# Should I invest in Kiwi Farms



## Y2K Baby (Nov 6, 2019)

Or should I DDOS it and put a picture of my feet up on here.


----------



## Recoil (Nov 6, 2019)

You should invest in whatever it takes for you to make quality posts from time to time.


----------



## Y2K Baby (Nov 6, 2019)

Recoil said:


> You should invest in whatever it takes for you to make quality posts from time to time.


Speed.


----------



## Give Her The D (Nov 6, 2019)

Unless Josh wants you to be a part of his feeder fetish, no.


----------



## Harvey Danger (Nov 6, 2019)

If you can buy KF low and sell high, go for it.  EZ money.


----------



## break these cuffs (Nov 6, 2019)

My guys says KF is in a bear right now due to summerposting continuing long past the normal season. The silver lining is that spedposting futures are looking bright.


----------



## Red Hood (Nov 6, 2019)

Invest in Mammoth Tanks and Summon Materia for the great Kiwi War.


----------



## Y2K Baby (Nov 7, 2019)

break these cuffs said:


> My guys says KF is in a bear right now due to summerposting continuing long past the normal season. The silver lining is that spedposting futures are looking bright.


Thanks.


----------



## Niggernerd (Nov 7, 2019)

We need kiwi coin


----------



## Eryngium (Nov 7, 2019)

I turned 49% of kiwi farms into a million dollars by investing.


----------



## NOT Sword Fighter Super (Nov 7, 2019)

Feet please. 

Also dong.


----------



## Begemot (Nov 7, 2019)

It would be a better investment than chainlink.


----------



## Gustav Schuchardt (Nov 7, 2019)

I am long on canned food, gold and ammo and short on everything else.


----------



## Remove Goat (Nov 7, 2019)

Post cuticles.


----------



## Quintex96 (Nov 7, 2019)

Niggernerd said:


> We need kiwi coin


The official Kiwi Farms currency should be called 'Medallions'


----------



## Null (Nov 7, 2019)

yes, gib


----------



## Floop (Nov 8, 2019)

Null said:


> yes, gib


That’s not very professional Nool that’s most unorthodox.


----------



## Picklechu (Nov 8, 2019)

Kiwi Farms (OTC: KIWIFM) has never gone over $0.000000002/share, doesn't pay a dividend, and summer just isn't ending.

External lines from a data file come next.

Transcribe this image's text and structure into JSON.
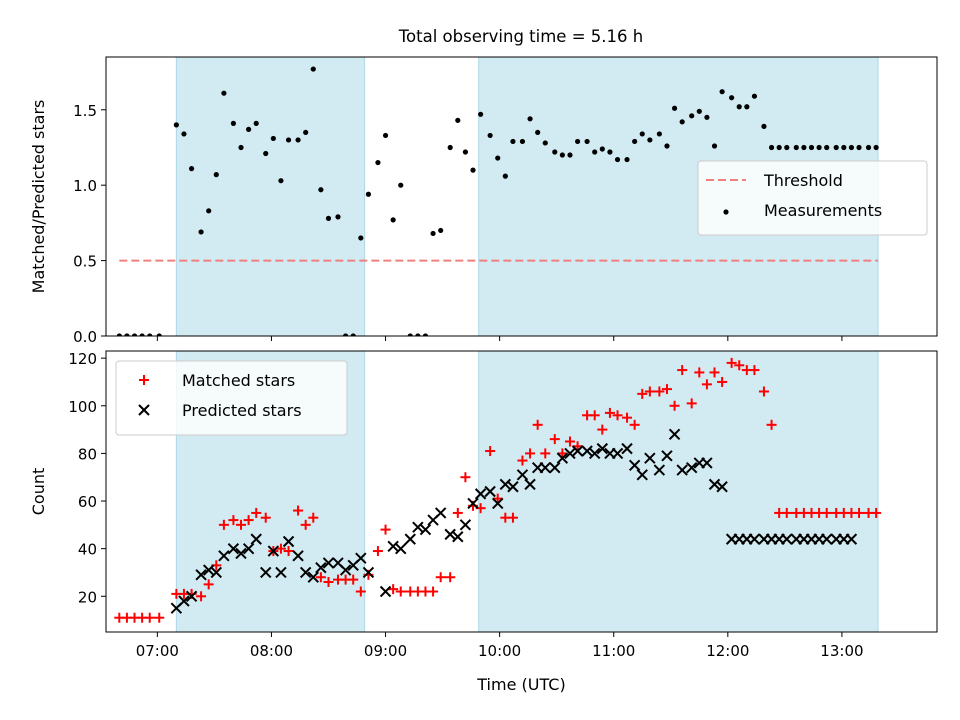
{
  "figure_title": "Total observing time = 5.16 h",
  "colors": {
    "shade": "#add8e6",
    "threshold": "#f08080",
    "measurements": "#000000",
    "matched": "#ff0000",
    "predicted": "#000000"
  },
  "chart_data": [
    {
      "type": "scatter",
      "panel": "top",
      "title": "Total observing time = 5.16 h",
      "ylabel": "Matched/Predicted stars",
      "xlabel": "",
      "xlim": [
        "06:33",
        "13:50"
      ],
      "ylim": [
        0,
        1.85
      ],
      "yticks": [
        0.0,
        0.5,
        1.0,
        1.5
      ],
      "ytick_labels": [
        "0.0",
        "0.5",
        "1.0",
        "1.5"
      ],
      "grid": false,
      "legend": "center-right",
      "shaded_periods": [
        [
          "07:10",
          "08:49"
        ],
        [
          "09:49",
          "13:19"
        ]
      ],
      "threshold": {
        "name": "Threshold",
        "value": 0.5,
        "x": [
          "06:40",
          "13:19"
        ],
        "style": "dashed",
        "color": "#f08080"
      },
      "series": [
        {
          "name": "Measurements",
          "marker": "dot",
          "color": "#000000",
          "x": [
            "06:40",
            "06:44",
            "06:48",
            "06:52",
            "06:56",
            "07:01",
            "07:10",
            "07:14",
            "07:18",
            "07:23",
            "07:27",
            "07:31",
            "07:35",
            "07:40",
            "07:44",
            "07:48",
            "07:52",
            "07:57",
            "08:01",
            "08:05",
            "08:09",
            "08:14",
            "08:18",
            "08:22",
            "08:26",
            "08:30",
            "08:35",
            "08:39",
            "08:43",
            "08:47",
            "08:51",
            "08:56",
            "09:00",
            "09:04",
            "09:08",
            "09:13",
            "09:17",
            "09:21",
            "09:25",
            "09:29",
            "09:34",
            "09:38",
            "09:42",
            "09:46",
            "09:50",
            "09:55",
            "09:59",
            "10:03",
            "10:07",
            "10:12",
            "10:16",
            "10:20",
            "10:24",
            "10:29",
            "10:33",
            "10:37",
            "10:41",
            "10:46",
            "10:50",
            "10:54",
            "10:58",
            "11:02",
            "11:07",
            "11:11",
            "11:15",
            "11:19",
            "11:24",
            "11:28",
            "11:32",
            "11:36",
            "11:41",
            "11:45",
            "11:49",
            "11:53",
            "11:57",
            "12:02",
            "12:06",
            "12:10",
            "12:14",
            "12:19",
            "12:23",
            "12:27",
            "12:31",
            "12:36",
            "12:40",
            "12:44",
            "12:48",
            "12:52",
            "12:57",
            "13:01",
            "13:05",
            "13:09",
            "13:14",
            "13:18"
          ],
          "y": [
            0,
            0,
            0,
            0,
            0,
            0,
            1.4,
            1.34,
            1.11,
            0.69,
            0.83,
            1.07,
            1.61,
            1.41,
            1.25,
            1.37,
            1.41,
            1.21,
            1.31,
            1.03,
            1.3,
            1.3,
            1.35,
            1.77,
            0.97,
            0.78,
            0.79,
            0,
            0,
            0.65,
            0.94,
            1.15,
            1.33,
            0.77,
            1.0,
            0,
            0,
            0,
            0.68,
            0.7,
            1.25,
            1.43,
            1.22,
            1.1,
            1.47,
            1.33,
            1.18,
            1.06,
            1.29,
            1.29,
            1.44,
            1.35,
            1.28,
            1.22,
            1.2,
            1.2,
            1.29,
            1.29,
            1.22,
            1.24,
            1.22,
            1.17,
            1.17,
            1.29,
            1.34,
            1.3,
            1.34,
            1.26,
            1.51,
            1.42,
            1.46,
            1.49,
            1.45,
            1.26,
            1.62,
            1.58,
            1.52,
            1.52,
            1.59,
            1.39,
            1.25,
            1.25,
            1.25,
            1.25,
            1.25,
            1.25,
            1.25,
            1.25,
            1.25,
            1.25,
            1.25,
            1.25,
            1.25,
            1.25
          ]
        }
      ]
    },
    {
      "type": "scatter",
      "panel": "bottom",
      "ylabel": "Count",
      "xlabel": "Time (UTC)",
      "xlim": [
        "06:33",
        "13:50"
      ],
      "ylim": [
        5,
        123
      ],
      "yticks": [
        20,
        40,
        60,
        80,
        100,
        120
      ],
      "ytick_labels": [
        "20",
        "40",
        "60",
        "80",
        "100",
        "120"
      ],
      "xticks": [
        "07:00",
        "08:00",
        "09:00",
        "10:00",
        "11:00",
        "12:00",
        "13:00"
      ],
      "xtick_labels": [
        "07:00",
        "08:00",
        "09:00",
        "10:00",
        "11:00",
        "12:00",
        "13:00"
      ],
      "grid": false,
      "legend": "top-left",
      "shaded_periods": [
        [
          "07:10",
          "08:49"
        ],
        [
          "09:49",
          "13:19"
        ]
      ],
      "series": [
        {
          "name": "Matched stars",
          "marker": "plus",
          "color": "#ff0000",
          "x": [
            "06:40",
            "06:44",
            "06:48",
            "06:52",
            "06:56",
            "07:01",
            "07:10",
            "07:14",
            "07:18",
            "07:23",
            "07:27",
            "07:31",
            "07:35",
            "07:40",
            "07:44",
            "07:48",
            "07:52",
            "07:57",
            "08:01",
            "08:05",
            "08:09",
            "08:14",
            "08:18",
            "08:22",
            "08:26",
            "08:30",
            "08:35",
            "08:39",
            "08:43",
            "08:47",
            "08:51",
            "08:56",
            "09:00",
            "09:04",
            "09:08",
            "09:13",
            "09:17",
            "09:21",
            "09:25",
            "09:29",
            "09:34",
            "09:38",
            "09:42",
            "09:46",
            "09:50",
            "09:55",
            "09:59",
            "10:03",
            "10:07",
            "10:12",
            "10:16",
            "10:20",
            "10:24",
            "10:29",
            "10:33",
            "10:37",
            "10:41",
            "10:46",
            "10:50",
            "10:54",
            "10:58",
            "11:02",
            "11:07",
            "11:11",
            "11:15",
            "11:19",
            "11:24",
            "11:28",
            "11:32",
            "11:36",
            "11:41",
            "11:45",
            "11:49",
            "11:53",
            "11:57",
            "12:02",
            "12:06",
            "12:10",
            "12:14",
            "12:19",
            "12:23",
            "12:27",
            "12:31",
            "12:36",
            "12:40",
            "12:44",
            "12:48",
            "12:52",
            "12:57",
            "13:01",
            "13:05",
            "13:09",
            "13:14",
            "13:18"
          ],
          "y": [
            11,
            11,
            11,
            11,
            11,
            11,
            21,
            21,
            21,
            20,
            25,
            33,
            50,
            52,
            50,
            52,
            55,
            53,
            39,
            40,
            39,
            56,
            50,
            53,
            28,
            26,
            27,
            27,
            27,
            22,
            29,
            39,
            48,
            23,
            22,
            22,
            22,
            22,
            22,
            28,
            28,
            55,
            70,
            58,
            57,
            81,
            61,
            53,
            53,
            77,
            80,
            92,
            80,
            86,
            80,
            85,
            83,
            96,
            96,
            90,
            97,
            96,
            95,
            92,
            105,
            106,
            106,
            107,
            100,
            115,
            101,
            114,
            109,
            114,
            110,
            118,
            117,
            115,
            115,
            106,
            92,
            55,
            55,
            55,
            55,
            55,
            55,
            55,
            55,
            55,
            55,
            55,
            55,
            55
          ]
        },
        {
          "name": "Predicted stars",
          "marker": "x",
          "color": "#000000",
          "x": [
            "07:10",
            "07:14",
            "07:18",
            "07:23",
            "07:27",
            "07:31",
            "07:35",
            "07:40",
            "07:44",
            "07:48",
            "07:52",
            "07:57",
            "08:01",
            "08:05",
            "08:09",
            "08:14",
            "08:18",
            "08:22",
            "08:26",
            "08:30",
            "08:35",
            "08:39",
            "08:43",
            "08:47",
            "08:51",
            "09:00",
            "09:04",
            "09:08",
            "09:13",
            "09:17",
            "09:21",
            "09:25",
            "09:29",
            "09:34",
            "09:38",
            "09:42",
            "09:46",
            "09:50",
            "09:55",
            "09:59",
            "10:03",
            "10:07",
            "10:12",
            "10:16",
            "10:20",
            "10:24",
            "10:29",
            "10:33",
            "10:37",
            "10:41",
            "10:46",
            "10:50",
            "10:54",
            "10:58",
            "11:02",
            "11:07",
            "11:11",
            "11:15",
            "11:19",
            "11:24",
            "11:28",
            "11:32",
            "11:36",
            "11:41",
            "11:45",
            "11:49",
            "11:53",
            "11:57",
            "12:02",
            "12:06",
            "12:10",
            "12:14",
            "12:19",
            "12:23",
            "12:27",
            "12:31",
            "12:36",
            "12:40",
            "12:44",
            "12:48",
            "12:52",
            "12:57",
            "13:01",
            "13:05"
          ],
          "y": [
            15,
            18,
            20,
            29,
            31,
            30,
            37,
            40,
            38,
            40,
            44,
            30,
            39,
            30,
            43,
            37,
            30,
            28,
            32,
            34,
            34,
            31,
            33,
            36,
            30,
            22,
            41,
            40,
            44,
            49,
            48,
            52,
            55,
            46,
            45,
            50,
            59,
            63,
            64,
            59,
            67,
            66,
            71,
            67,
            74,
            74,
            74,
            78,
            80,
            81,
            81,
            80,
            82,
            80,
            80,
            82,
            75,
            71,
            78,
            73,
            79,
            88,
            73,
            74,
            76,
            76,
            67,
            66,
            44,
            44,
            44,
            44,
            44,
            44,
            44,
            44,
            44,
            44,
            44,
            44,
            44,
            44,
            44,
            44
          ]
        }
      ]
    }
  ]
}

SELL SELL SELL


----------



## Mr. Manchester (Nov 9, 2019)

Invest in Amber Lynn Reed, she always shows consistent growth.


----------



## Stoneheart (Nov 9, 2019)

Dont! the quarterly call for shareholders are just somebody eating Pierogi on the toilet....


----------



## Bongsnake McGee (Nov 10, 2019)

feet disgusting, post bobs and vagene


----------



## TV's Adam West (Nov 10, 2019)

I invested 30 military grade bullets into KF and got more than TRIPLE my INVESTMENT BACK.


----------



## Kotaro (Nov 10, 2019)

I got a 41% return by investing my troonbucks.


----------



## mindlessobserver (Nov 10, 2019)

If there is one thing dear leader likes more then watching Hamber shove an entire box if deep fried organic veggie puffs (cuz they are healthy) its people giving him their money.


----------



## L50LasPak (Nov 15, 2019)

So, how's the site finance doing? I heard somewhere that was kind of on the downhill recently.


----------



## Bitch Kitten (Nov 15, 2019)

It wouldn't be downhill if more people would follow through on those promises of feet pics


----------



## Spedestrian (Nov 28, 2019)

Definitely, investing in the Kiwi Farms has given me huge ROIs.**
** 0% returns on investment, 100% ROFLs on Internet.


----------